Google makes its first concessions to angry residents in the Bay Area; will the company's new housing policy be enough to resolve the housing crisis it started in the first place?
On June 18th, Google’s CEO Sundar Pichai released a press statement announcing Google's new housing and development plan for the Bay Area – a region many believe the company has negatively affected with soaring living costs, deriving primarily from a sharp jump in housing costs.
Pichai's concession to angry residents is through housing – the company promises to invest one billion for the building of 20,000 homes as well as increasing its support for community aid services such as homeless shelters.
Google imagines this development strategy as a two-step approach:
"First, over the next 10 years, we’ll repurpose at least $750 million of Google’s land, most of which is currently zoned for office or commercial space, as residential housing.

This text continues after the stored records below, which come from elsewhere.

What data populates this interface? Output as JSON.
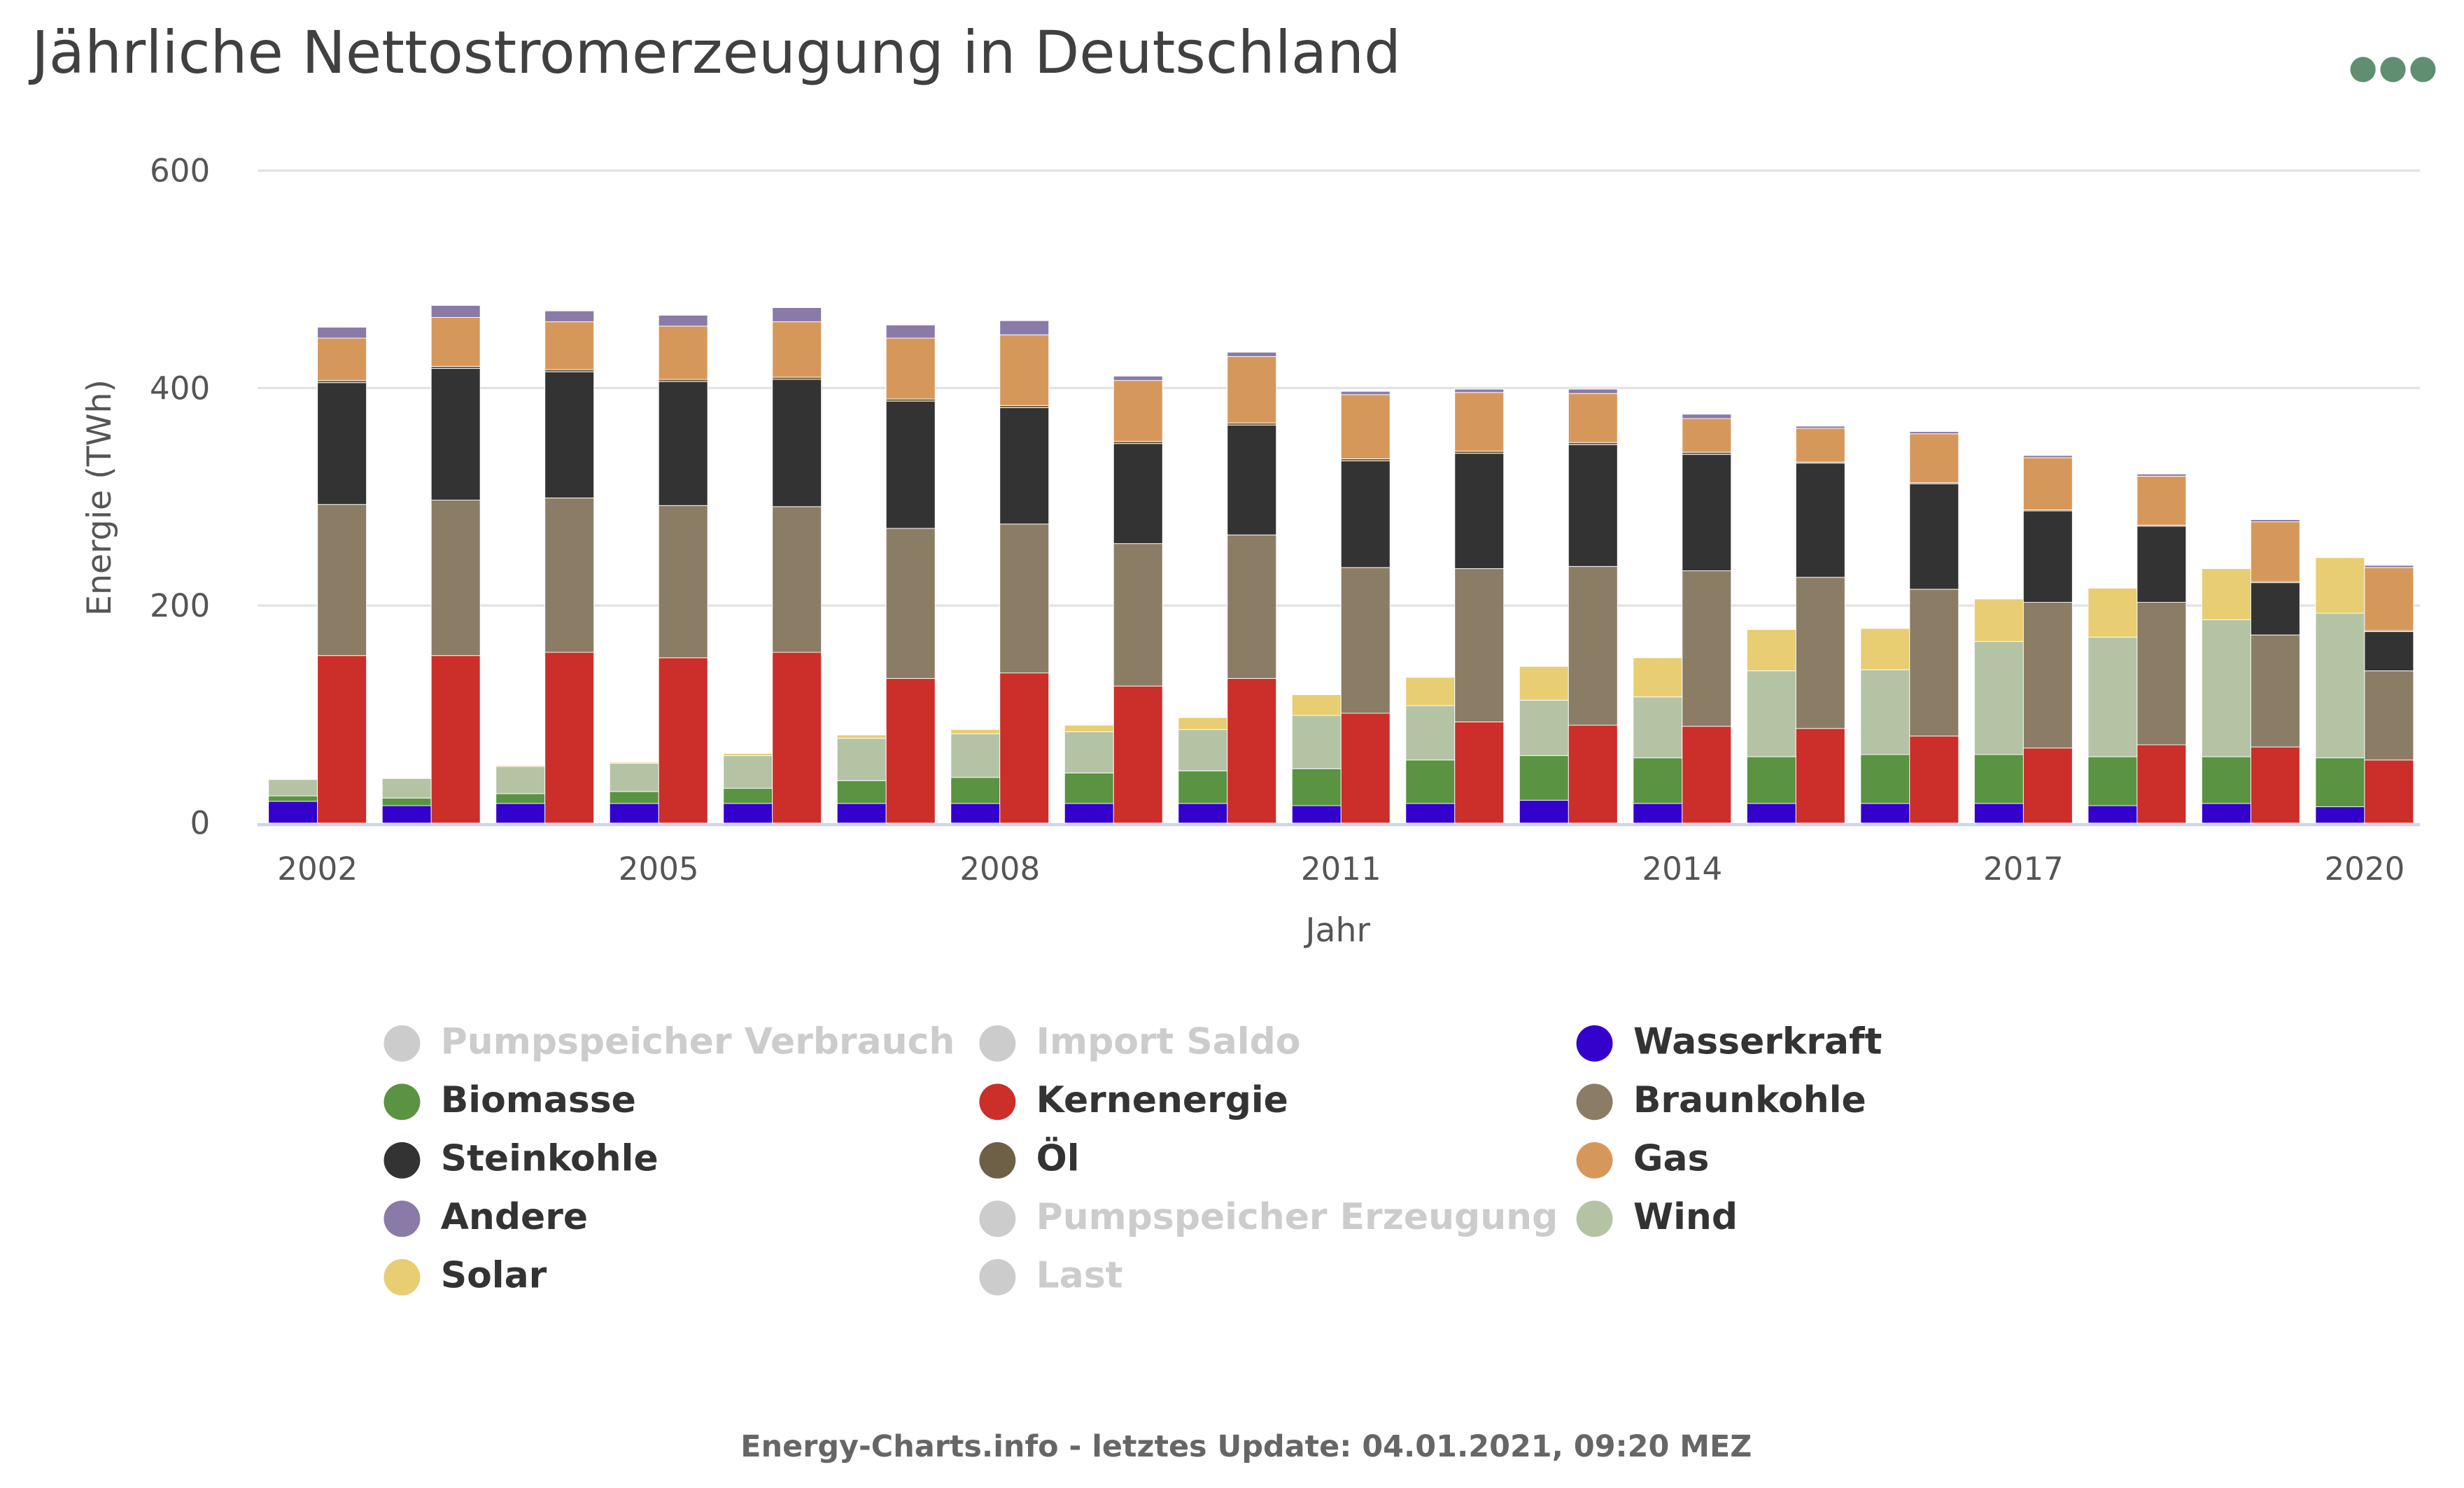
{
  "header": {
    "title": "Jährliche Nettostromerzeugung in Deutschland",
    "menu_icon": "three-dots-menu-icon"
  },
  "footer": {
    "text": "Energy-Charts.info - letztes Update: 04.01.2021, 09:20 MEZ"
  },
  "chart_data": {
    "type": "bar",
    "stacked": true,
    "title": "Jährliche Nettostromerzeugung in Deutschland",
    "xlabel": "Jahr",
    "ylabel": "Energie (TWh)",
    "ylim": [
      0,
      600
    ],
    "yticks": [
      "0",
      "200",
      "400",
      "600"
    ],
    "xticks": [
      "2002",
      "2005",
      "2008",
      "2011",
      "2014",
      "2017",
      "2020"
    ],
    "grid": true,
    "legend_position": "bottom",
    "categories": [
      2002,
      2003,
      2004,
      2005,
      2006,
      2007,
      2008,
      2009,
      2010,
      2011,
      2012,
      2013,
      2014,
      2015,
      2016,
      2017,
      2018,
      2019,
      2020
    ],
    "stacks": [
      "erneuerbar",
      "konventionell"
    ],
    "series": [
      {
        "name": "Wasserkraft",
        "color": "#3300cc",
        "stack": "erneuerbar",
        "values": [
          20,
          16,
          18,
          18,
          18,
          18,
          18,
          18,
          18,
          16,
          18,
          21,
          18,
          18,
          18,
          18,
          16,
          18,
          15
        ]
      },
      {
        "name": "Biomasse",
        "color": "#5a9341",
        "stack": "erneuerbar",
        "values": [
          5,
          7,
          9,
          11,
          14,
          21,
          24,
          28,
          30,
          34,
          40,
          41,
          42,
          43,
          45,
          45,
          45,
          43,
          45
        ]
      },
      {
        "name": "Wind",
        "color": "#b5c3a5",
        "stack": "erneuerbar",
        "values": [
          15,
          18,
          25,
          26,
          30,
          39,
          40,
          38,
          38,
          49,
          50,
          51,
          56,
          79,
          78,
          104,
          110,
          126,
          133
        ]
      },
      {
        "name": "Solar",
        "color": "#e8cd73",
        "stack": "erneuerbar",
        "values": [
          0,
          0,
          1,
          1,
          2,
          3,
          4,
          6,
          11,
          19,
          26,
          31,
          36,
          38,
          38,
          39,
          45,
          47,
          51
        ]
      },
      {
        "name": "Kernenergie",
        "color": "#cc2e2a",
        "stack": "konventionell",
        "values": [
          154,
          154,
          157,
          152,
          157,
          133,
          138,
          126,
          133,
          101,
          93,
          90,
          89,
          87,
          80,
          69,
          72,
          70,
          58
        ]
      },
      {
        "name": "Braunkohle",
        "color": "#8b7c65",
        "stack": "konventionell",
        "values": [
          139,
          143,
          142,
          140,
          134,
          138,
          137,
          131,
          132,
          134,
          141,
          146,
          143,
          139,
          135,
          134,
          131,
          103,
          82
        ]
      },
      {
        "name": "Steinkohle",
        "color": "#333333",
        "stack": "konventionell",
        "values": [
          112,
          121,
          116,
          114,
          117,
          117,
          107,
          92,
          101,
          98,
          106,
          112,
          107,
          105,
          97,
          84,
          70,
          48,
          36
        ]
      },
      {
        "name": "Öl",
        "color": "#6e5f47",
        "stack": "konventionell",
        "values": [
          2,
          2,
          2,
          2,
          2,
          2,
          2,
          2,
          2,
          2,
          2,
          2,
          2,
          1,
          1,
          1,
          1,
          1,
          1
        ]
      },
      {
        "name": "Gas",
        "color": "#d6985a",
        "stack": "konventionell",
        "values": [
          39,
          45,
          44,
          49,
          51,
          56,
          65,
          56,
          61,
          59,
          54,
          45,
          31,
          31,
          45,
          48,
          45,
          55,
          58
        ]
      },
      {
        "name": "Andere",
        "color": "#8a7aa8",
        "stack": "konventionell",
        "values": [
          10,
          11,
          10,
          10,
          13,
          12,
          13,
          4,
          4,
          3,
          3,
          4,
          4,
          2,
          2,
          2,
          2,
          2,
          2
        ]
      }
    ],
    "legend": [
      {
        "label": "Pumpspeicher Verbrauch",
        "color": "#cccccc",
        "active": false
      },
      {
        "label": "Import Saldo",
        "color": "#cccccc",
        "active": false
      },
      {
        "label": "Wasserkraft",
        "color": "#3300cc",
        "active": true
      },
      {
        "label": "Biomasse",
        "color": "#5a9341",
        "active": true
      },
      {
        "label": "Kernenergie",
        "color": "#cc2e2a",
        "active": true
      },
      {
        "label": "Braunkohle",
        "color": "#8b7c65",
        "active": true
      },
      {
        "label": "Steinkohle",
        "color": "#333333",
        "active": true
      },
      {
        "label": "Öl",
        "color": "#6e5f47",
        "active": true
      },
      {
        "label": "Gas",
        "color": "#d6985a",
        "active": true
      },
      {
        "label": "Andere",
        "color": "#8a7aa8",
        "active": true
      },
      {
        "label": "Pumpspeicher Erzeugung",
        "color": "#cccccc",
        "active": false
      },
      {
        "label": "Wind",
        "color": "#b5c3a5",
        "active": true
      },
      {
        "label": "Solar",
        "color": "#e8cd73",
        "active": true
      },
      {
        "label": "Last",
        "color": "#cccccc",
        "active": false
      }
    ]
  }
}
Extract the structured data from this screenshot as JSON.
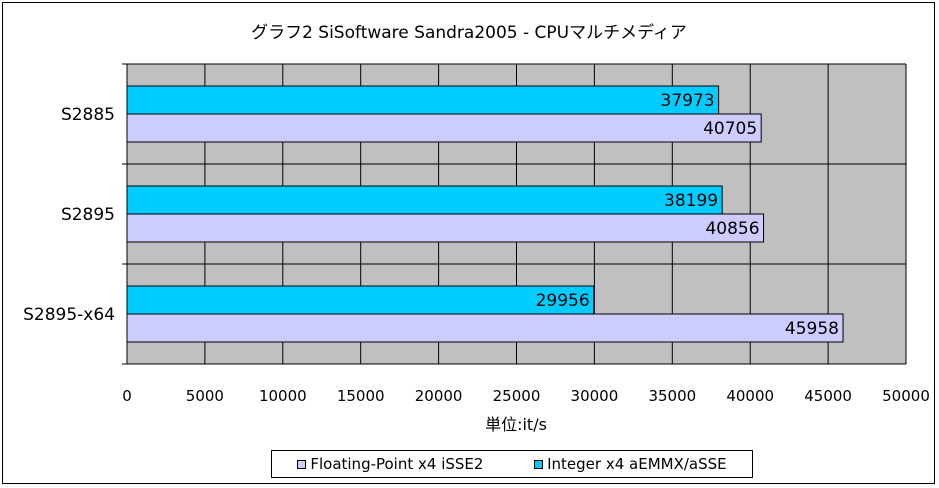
{
  "chart_data": {
    "type": "bar",
    "orientation": "horizontal",
    "title": "グラフ2 SiSoftware Sandra2005 - CPUマルチメディア",
    "xlabel": "単位:it/s",
    "ylabel": "",
    "categories": [
      "S2885",
      "S2895",
      "S2895-x64"
    ],
    "series": [
      {
        "name": "Integer x4 aEMMX/aSSE",
        "color": "#00ccff",
        "values": [
          37973,
          38199,
          29956
        ]
      },
      {
        "name": "Floating-Point x4 iSSE2",
        "color": "#ccccff",
        "values": [
          40705,
          40856,
          45958
        ]
      }
    ],
    "xlim": [
      0,
      50000
    ],
    "xticks": [
      0,
      5000,
      10000,
      15000,
      20000,
      25000,
      30000,
      35000,
      40000,
      45000,
      50000
    ],
    "grid": true,
    "plot_background": "#c0c0c0",
    "data_labels": true,
    "legend_position": "bottom",
    "legend_order": [
      "Floating-Point x4 iSSE2",
      "Integer x4 aEMMX/aSSE"
    ]
  }
}
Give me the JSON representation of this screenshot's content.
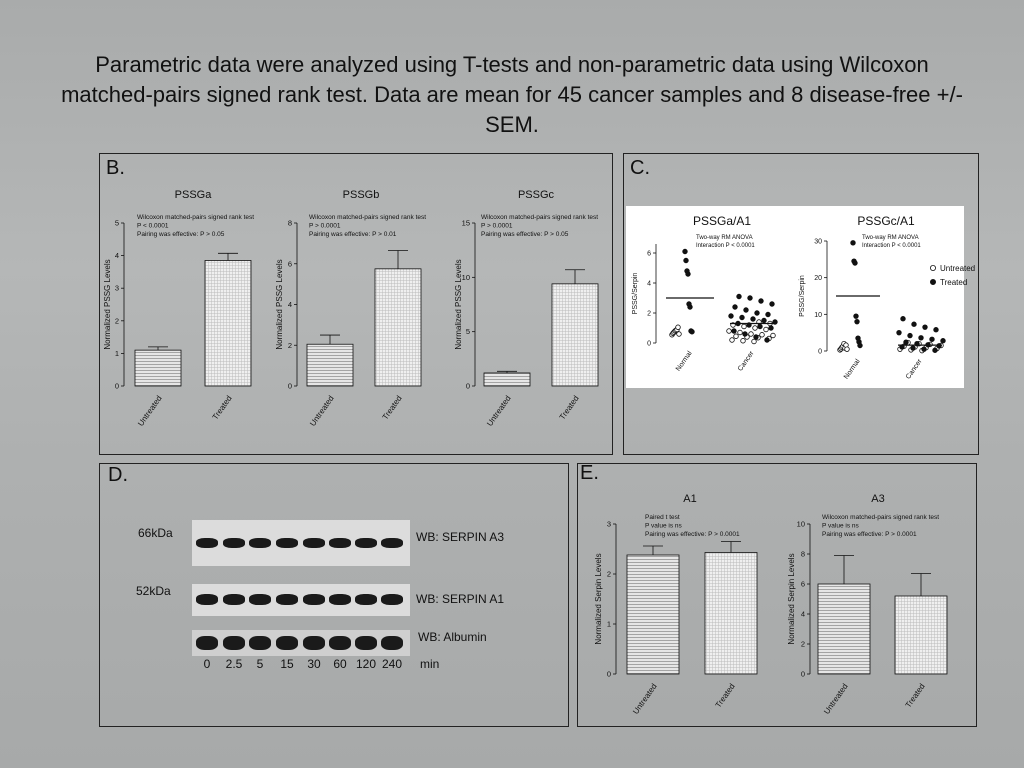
{
  "header": {
    "title": "Parametric data were analyzed using T-tests and non-parametric data using Wilcoxon matched-pairs signed rank test. Data are mean for 45 cancer samples and 8 disease-free +/- SEM."
  },
  "panels": {
    "b": {
      "label": "B."
    },
    "c": {
      "label": "C."
    },
    "d": {
      "label": "D."
    },
    "e": {
      "label": "E."
    }
  },
  "chart_data": [
    {
      "id": "pssga",
      "type": "bar",
      "title": "PSSGa",
      "ylabel": "Normalized PSSG Levels",
      "categories": [
        "Untreated",
        "Treated"
      ],
      "values": [
        1.1,
        3.85
      ],
      "errors": [
        0.1,
        0.22
      ],
      "ylim": [
        0,
        5
      ],
      "yticks": [
        "0",
        "1",
        "2",
        "3",
        "4",
        "5"
      ],
      "annotations": [
        "Wilcoxon matched-pairs signed rank test",
        "P < 0.0001",
        "Pairing was effective: P > 0.05"
      ]
    },
    {
      "id": "pssgb",
      "type": "bar",
      "title": "PSSGb",
      "ylabel": "Normalized PSSG Levels",
      "categories": [
        "Untreated",
        "Treated"
      ],
      "values": [
        2.05,
        5.75
      ],
      "errors": [
        0.45,
        0.9
      ],
      "ylim": [
        0,
        8
      ],
      "yticks": [
        "0",
        "2",
        "4",
        "6",
        "8"
      ],
      "annotations": [
        "Wilcoxon matched-pairs signed rank test",
        "P > 0.0001",
        "Pairing was effective: P > 0.01"
      ]
    },
    {
      "id": "pssgc",
      "type": "bar",
      "title": "PSSGc",
      "ylabel": "Normalized PSSG Levels",
      "categories": [
        "Untreated",
        "Treated"
      ],
      "values": [
        1.2,
        9.4
      ],
      "errors": [
        0.15,
        1.3
      ],
      "ylim": [
        0,
        15
      ],
      "yticks": [
        "0",
        "5",
        "10",
        "15"
      ],
      "annotations": [
        "Wilcoxon matched-pairs signed rank test",
        "P > 0.0001",
        "Pairing was effective: P > 0.05"
      ]
    },
    {
      "id": "pssga_a1",
      "type": "scatter",
      "title": "PSSGa/A1",
      "ylabel": "PSSG/Serpin",
      "categories": [
        "Normal",
        "Cancer"
      ],
      "ylim": [
        0,
        6.6
      ],
      "yticks": [
        "0",
        "2",
        "4",
        "6"
      ],
      "annotations": [
        "Two-way RM ANOVA",
        "Interaction P < 0.0001"
      ],
      "series": [
        {
          "name": "Untreated",
          "group": "Normal",
          "values": [
            0.55,
            0.65,
            0.72,
            0.8,
            0.85,
            0.9,
            1.05,
            0.6
          ]
        },
        {
          "name": "Treated",
          "group": "Normal",
          "values": [
            6.1,
            5.5,
            4.8,
            4.6,
            2.6,
            2.4,
            0.8,
            0.75
          ]
        },
        {
          "name": "Untreated",
          "group": "Cancer",
          "values": [
            0.1,
            0.15,
            0.2,
            0.3,
            0.35,
            0.4,
            0.45,
            0.5,
            0.55,
            0.6,
            0.7,
            0.8,
            0.9,
            1.0,
            1.1,
            1.2,
            1.3,
            1.4
          ]
        },
        {
          "name": "Treated",
          "group": "Cancer",
          "values": [
            0.2,
            0.4,
            0.6,
            0.8,
            1.0,
            1.1,
            1.2,
            1.3,
            1.4,
            1.5,
            1.6,
            1.7,
            1.8,
            1.9,
            2.0,
            2.2,
            2.4,
            2.6,
            2.8,
            3.0,
            3.1
          ]
        }
      ],
      "means": [
        3.0,
        1.3
      ]
    },
    {
      "id": "pssgc_a1",
      "type": "scatter",
      "title": "PSSGc/A1",
      "ylabel": "PSSG/Serpin",
      "categories": [
        "Normal",
        "Cancer"
      ],
      "ylim": [
        0,
        30
      ],
      "yticks": [
        "0",
        "10",
        "20",
        "30"
      ],
      "annotations": [
        "Two-way RM ANOVA",
        "Interaction P < 0.0001"
      ],
      "series": [
        {
          "name": "Untreated",
          "group": "Normal",
          "values": [
            0.3,
            0.6,
            1.0,
            1.3,
            2.0,
            0.8,
            1.6,
            0.5
          ]
        },
        {
          "name": "Treated",
          "group": "Normal",
          "values": [
            29.5,
            24.5,
            24.0,
            9.5,
            8.0,
            3.5,
            2.5,
            1.5
          ]
        },
        {
          "name": "Untreated",
          "group": "Cancer",
          "values": [
            0.1,
            0.3,
            0.5,
            0.7,
            0.9,
            1.1,
            1.3,
            1.5,
            1.8,
            2.0,
            2.3
          ]
        },
        {
          "name": "Treated",
          "group": "Cancer",
          "values": [
            0.2,
            0.5,
            0.8,
            1.1,
            1.4,
            1.7,
            2.0,
            2.4,
            2.8,
            3.2,
            3.6,
            4.2,
            5.0,
            5.8,
            6.5,
            7.3,
            8.8
          ]
        }
      ],
      "means": [
        15.0,
        1.6
      ]
    },
    {
      "id": "a1",
      "type": "bar",
      "title": "A1",
      "ylabel": "Normalized Serpin Levels",
      "categories": [
        "Untreated",
        "Treated"
      ],
      "values": [
        2.38,
        2.43
      ],
      "errors": [
        0.18,
        0.22
      ],
      "ylim": [
        0,
        3
      ],
      "yticks": [
        "0",
        "1",
        "2",
        "3"
      ],
      "annotations": [
        "Paired t test",
        "P value is ns",
        "Pairing was effective: P > 0.0001"
      ]
    },
    {
      "id": "a3",
      "type": "bar",
      "title": "A3",
      "ylabel": "Normalized Serpin Levels",
      "categories": [
        "Untreated",
        "Treated"
      ],
      "values": [
        6.0,
        5.2
      ],
      "errors": [
        1.9,
        1.5
      ],
      "ylim": [
        0,
        10
      ],
      "yticks": [
        "0",
        "2",
        "4",
        "6",
        "8",
        "10"
      ],
      "annotations": [
        "Wilcoxon matched-pairs signed rank test",
        "P value is ns",
        "Pairing was effective: P > 0.0001"
      ]
    }
  ],
  "legend": {
    "untreated": "Untreated",
    "treated": "Treated"
  },
  "blot": {
    "markers": [
      "66kDa",
      "52kDa"
    ],
    "labels": [
      "WB: SERPIN A3",
      "WB: SERPIN A1",
      "WB: Albumin"
    ],
    "timepoints": [
      "0",
      "2.5",
      "5",
      "15",
      "30",
      "60",
      "120",
      "240"
    ],
    "time_unit": "min"
  }
}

This will enable us to support the development of at least 15,000 new homes at all income levels in the Bay Area, including housing options for middle and low-income families."
Next, Google intends to support the development of affordable housing to maintain accessibility to lower-income residents:
"Second, we’ll establish a $250 million investment fund so that we can provide incentives to enable developers to build at least 5,000 affordable housing units across the market."
How Bad is the Housing Crisis?
In an article recently published in Bloomberg, the housing crisis is vividly depicted from the standpoint of the 'van communities' in Google's home city of Mount View.
Here, hundreds of Google staff and broader city labor force have been forced to rent RV’s to avoid the rental market draining them of every cent.
As Jennifer Loving, a housing activist and head of Destination: Home, stated for Bloomberg: “We have rising rents. We have gentrification. We have people being displaced.”
Loving goes on: “All of that together is creating an untenable situation for thousands and thousands of families and individuals who are trying to live and work here.”
While some of Google’s staff are left on the street others are purchasing luxury condos. The income gap between Google’s staff is staggering. These large gaps in income have also led to conflicts about how Google should address the housing problem.
Some of Mount View's wealthier residents are even pushing for the city to kick the van dwellers off the street. As the journalist Alistair Barr reports from a local meeting reacting to Google's plan to invest in lower incoming housing:
"Some Silicon Valley residents don’t want new apartment buildings changing their suburban towns, and they get angry at the thought of affordable housing bringing poorer people to their neighborhoods. Two years ago, about 500 local residents showed up at a meeting to discuss small, temporary housing in San Jose. Many screamed and shouted at Loving and her colleagues. At one point, the crowd chanted “build a wall” to keep homeless people away."
Will Google’s new efforts be enough?
Much of this, it is clear, will be a matter of who is actually going to be provided with the housing that Google has promised – the lower income residents being displaced or the higher income IT labor force that continues to grow in the region.
Some are not feeling optimistic about the future of the area under Google's hands:
If [Google] were to build five times that amount — 100,000 units over the next decade — it probably still wouldn’t solve the housing crisis,” said Jesse Gundersheim, CoStar Group’s director of market analytics for the San Francisco Bay Area."